In Claire Crippen’s interview on Friday, she spoke of the week after Fran died. At that point, she swam for Virginia, while Teresa continues to swim at Florida. Back at home almost immediately, both realized just two days later that Fran would have wanted them back in the pool, and Tuesday morning, a mere 72 hours following Fran’s death, the two went to practice at Germantown Academy with their old coach Richard Shoulberg. After Fran’s death, the two had expressed doubts about continuing their swimming careers, but Fran’s passion and excitement for swimming encouraged them to get back in the water and keep striving towards their goals, Claire towards her final ACC Championships and NCAA Champions and Teresa towards the World Championships, where she made the semi-finals of the 200 fly.
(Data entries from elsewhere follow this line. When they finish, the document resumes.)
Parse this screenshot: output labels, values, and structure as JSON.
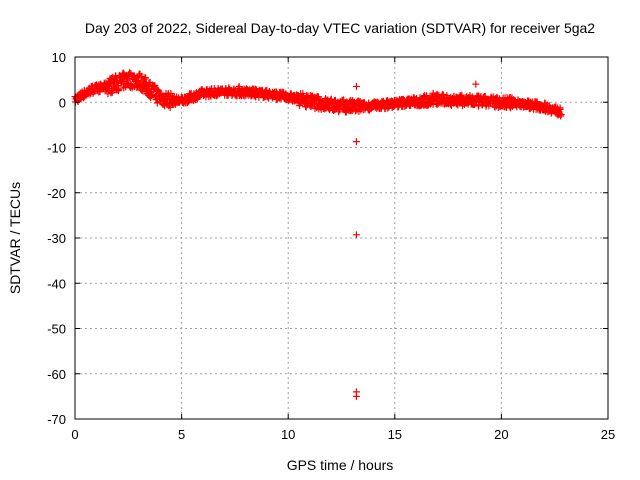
{
  "chart_data": {
    "type": "scatter",
    "title": "Day 203 of 2022, Sidereal Day-to-day VTEC variation (SDTVAR) for receiver 5ga2",
    "xlabel": "GPS time / hours",
    "ylabel": "SDTVAR / TECUs",
    "xlim": [
      0,
      25
    ],
    "ylim": [
      -70,
      10
    ],
    "x_ticks": [
      0,
      5,
      10,
      15,
      20,
      25
    ],
    "y_ticks": [
      10,
      0,
      -10,
      -20,
      -30,
      -40,
      -50,
      -60,
      -70
    ],
    "grid": true,
    "marker": "+",
    "series_color": "#ff0000",
    "trend": [
      {
        "x": 0.0,
        "y": 0.5
      },
      {
        "x": 0.3,
        "y": 1.5
      },
      {
        "x": 0.8,
        "y": 2.8
      },
      {
        "x": 1.5,
        "y": 3.5
      },
      {
        "x": 2.0,
        "y": 4.3
      },
      {
        "x": 2.5,
        "y": 5.0
      },
      {
        "x": 3.0,
        "y": 4.8
      },
      {
        "x": 3.5,
        "y": 3.0
      },
      {
        "x": 4.0,
        "y": 1.0
      },
      {
        "x": 4.5,
        "y": 0.5
      },
      {
        "x": 5.0,
        "y": 0.3
      },
      {
        "x": 5.5,
        "y": 1.2
      },
      {
        "x": 6.0,
        "y": 2.0
      },
      {
        "x": 7.0,
        "y": 2.4
      },
      {
        "x": 8.0,
        "y": 2.2
      },
      {
        "x": 9.0,
        "y": 1.8
      },
      {
        "x": 10.0,
        "y": 1.2
      },
      {
        "x": 11.0,
        "y": 0.2
      },
      {
        "x": 12.0,
        "y": -0.6
      },
      {
        "x": 13.0,
        "y": -1.0
      },
      {
        "x": 14.0,
        "y": -0.8
      },
      {
        "x": 15.0,
        "y": -0.3
      },
      {
        "x": 16.0,
        "y": 0.2
      },
      {
        "x": 17.0,
        "y": 0.6
      },
      {
        "x": 18.0,
        "y": 0.4
      },
      {
        "x": 19.0,
        "y": 0.2
      },
      {
        "x": 20.0,
        "y": 0.0
      },
      {
        "x": 21.0,
        "y": -0.3
      },
      {
        "x": 22.0,
        "y": -1.0
      },
      {
        "x": 22.8,
        "y": -2.2
      }
    ],
    "highlights": [
      {
        "x": 13.2,
        "y": 3.5
      },
      {
        "x": 13.2,
        "y": -8.7
      },
      {
        "x": 13.2,
        "y": -29.3
      },
      {
        "x": 13.2,
        "y": -64.0
      },
      {
        "x": 13.2,
        "y": -65.0
      },
      {
        "x": 18.8,
        "y": 4.0
      },
      {
        "x": 7.7,
        "y": 3.5
      },
      {
        "x": 16.8,
        "y": 2.0
      }
    ]
  }
}
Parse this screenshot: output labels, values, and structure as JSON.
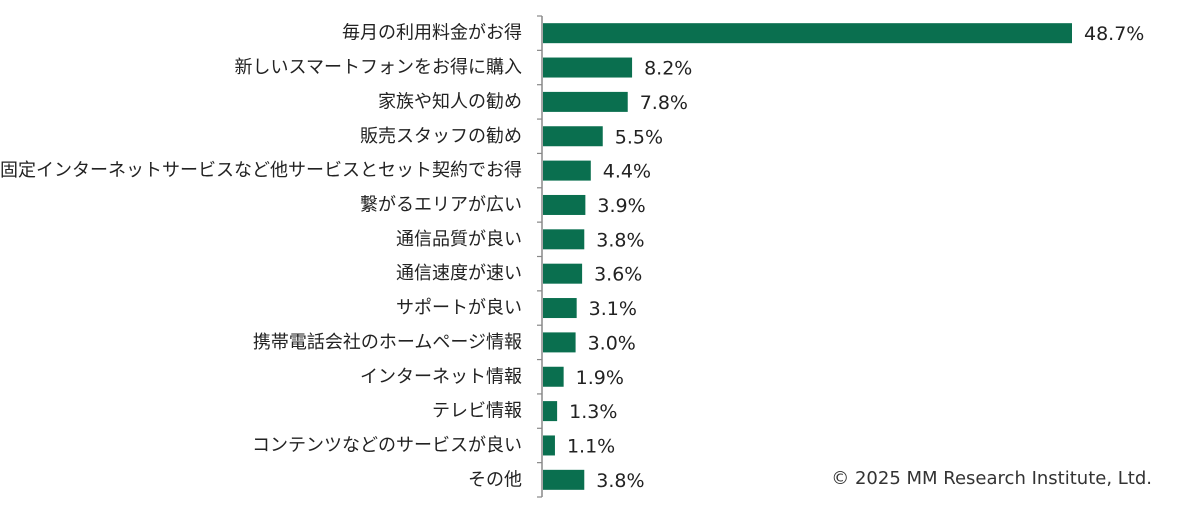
{
  "copyright": "© 2025 MM Research Institute, Ltd.",
  "colors": {
    "bar": "#0a6f4f",
    "axis": "#888888"
  },
  "chart_data": {
    "type": "bar",
    "orientation": "horizontal",
    "categories": [
      "毎月の利用料金がお得",
      "新しいスマートフォンをお得に購入",
      "家族や知人の勧め",
      "販売スタッフの勧め",
      "固定インターネットサービスなど他サービスとセット契約でお得",
      "繋がるエリアが広い",
      "通信品質が良い",
      "通信速度が速い",
      "サポートが良い",
      "携帯電話会社のホームページ情報",
      "インターネット情報",
      "テレビ情報",
      "コンテンツなどのサービスが良い",
      "その他"
    ],
    "values": [
      48.7,
      8.2,
      7.8,
      5.5,
      4.4,
      3.9,
      3.8,
      3.6,
      3.1,
      3.0,
      1.9,
      1.3,
      1.1,
      3.8
    ],
    "value_labels": [
      "48.7%",
      "8.2%",
      "7.8%",
      "5.5%",
      "4.4%",
      "3.9%",
      "3.8%",
      "3.6%",
      "3.1%",
      "3.0%",
      "1.9%",
      "1.3%",
      "1.1%",
      "3.8%"
    ],
    "xlim": [
      0,
      50
    ],
    "grid": false,
    "legend": "none"
  }
}
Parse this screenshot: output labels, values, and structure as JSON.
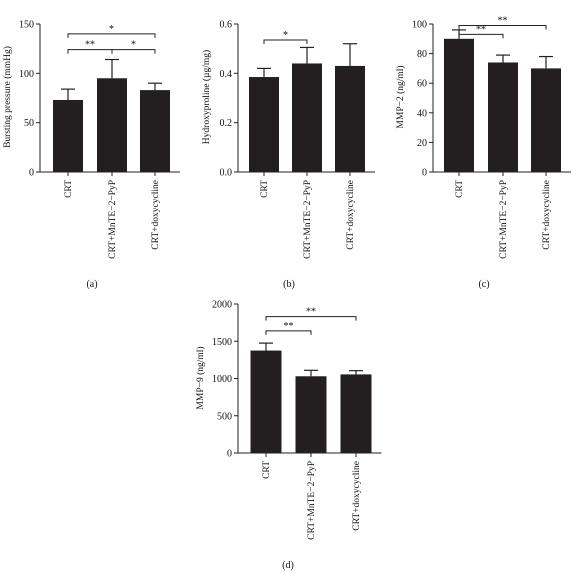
{
  "chart_data": [
    {
      "type": "bar",
      "panel": "(a)",
      "ylabel": "Bursting pressure (mmHg)",
      "categories": [
        "CRT",
        "CRT+MnTE−2−PyP",
        "CRT+doxycycline"
      ],
      "values": [
        73,
        95,
        83
      ],
      "errors": [
        11,
        19,
        7
      ],
      "ylim": [
        0,
        150
      ],
      "yticks": [
        "0",
        "50",
        "100",
        "150"
      ],
      "yticks_values": [
        0,
        50,
        100,
        150
      ],
      "significance": [
        {
          "from": 0,
          "to": 2,
          "label": "*",
          "y": 140
        },
        {
          "from": 0,
          "to": 1,
          "label": "**",
          "y": 124
        },
        {
          "from": 1,
          "to": 2,
          "label": "*",
          "y": 124
        }
      ],
      "bar_color": "#231f20"
    },
    {
      "type": "bar",
      "panel": "(b)",
      "ylabel": "Hydroxyproline (µg/mg)",
      "categories": [
        "CRT",
        "CRT+MnTE−2−PyP",
        "CRT+doxycycline"
      ],
      "values": [
        0.385,
        0.44,
        0.43
      ],
      "errors": [
        0.035,
        0.065,
        0.09
      ],
      "ylim": [
        0,
        0.6
      ],
      "yticks": [
        "0.0",
        "0.2",
        "0.4",
        "0.6"
      ],
      "yticks_values": [
        0,
        0.2,
        0.4,
        0.6
      ],
      "significance": [
        {
          "from": 0,
          "to": 1,
          "label": "*",
          "y": 0.535
        }
      ],
      "bar_color": "#231f20"
    },
    {
      "type": "bar",
      "panel": "(c)",
      "ylabel": "MMP−2 (ng/ml)",
      "categories": [
        "CRT",
        "CRT+MnTE−2−PyP",
        "CRT+doxycycline"
      ],
      "values": [
        90,
        74,
        70
      ],
      "errors": [
        6,
        5,
        8
      ],
      "ylim": [
        0,
        100
      ],
      "yticks": [
        "0",
        "20",
        "40",
        "60",
        "80",
        "100"
      ],
      "yticks_values": [
        0,
        20,
        40,
        60,
        80,
        100
      ],
      "significance": [
        {
          "from": 0,
          "to": 2,
          "label": "**",
          "y": 99
        },
        {
          "from": 0,
          "to": 1,
          "label": "**",
          "y": 93
        }
      ],
      "bar_color": "#231f20"
    },
    {
      "type": "bar",
      "panel": "(d)",
      "ylabel": "MMP−9 (ng/ml)",
      "categories": [
        "CRT",
        "CRT+MnTE−2−PyP",
        "CRT+doxycycline"
      ],
      "values": [
        1375,
        1030,
        1055
      ],
      "errors": [
        100,
        80,
        50
      ],
      "ylim": [
        0,
        2000
      ],
      "yticks": [
        "0",
        "500",
        "1000",
        "1500",
        "2000"
      ],
      "yticks_values": [
        0,
        500,
        1000,
        1500,
        2000
      ],
      "significance": [
        {
          "from": 0,
          "to": 2,
          "label": "**",
          "y": 1830
        },
        {
          "from": 0,
          "to": 1,
          "label": "**",
          "y": 1640
        }
      ],
      "bar_color": "#231f20"
    }
  ]
}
Thus, the memory of Fran Crippen exemplifies the true nature of swimming: passion. This includes the passion to get up at 4:45 in the morning every day all summer to swim; the passion to push passed preconceived limits with sights set on becoming the best swimmer one can be; and the passion to support your friends and teammates after tough races or rough patches in life with the promise of improvement down the road. Whenever passion for swimming may dwindle, look no further for inspiration than Fran Crippen. Fran left behind hopes of a safer sport, one where no athlete will ever again lose his life in competition, and he provides the fuel for Alex Meyer, Teresa Crippen, the LTP Racing Club, and swimmers around the world to live their dreams.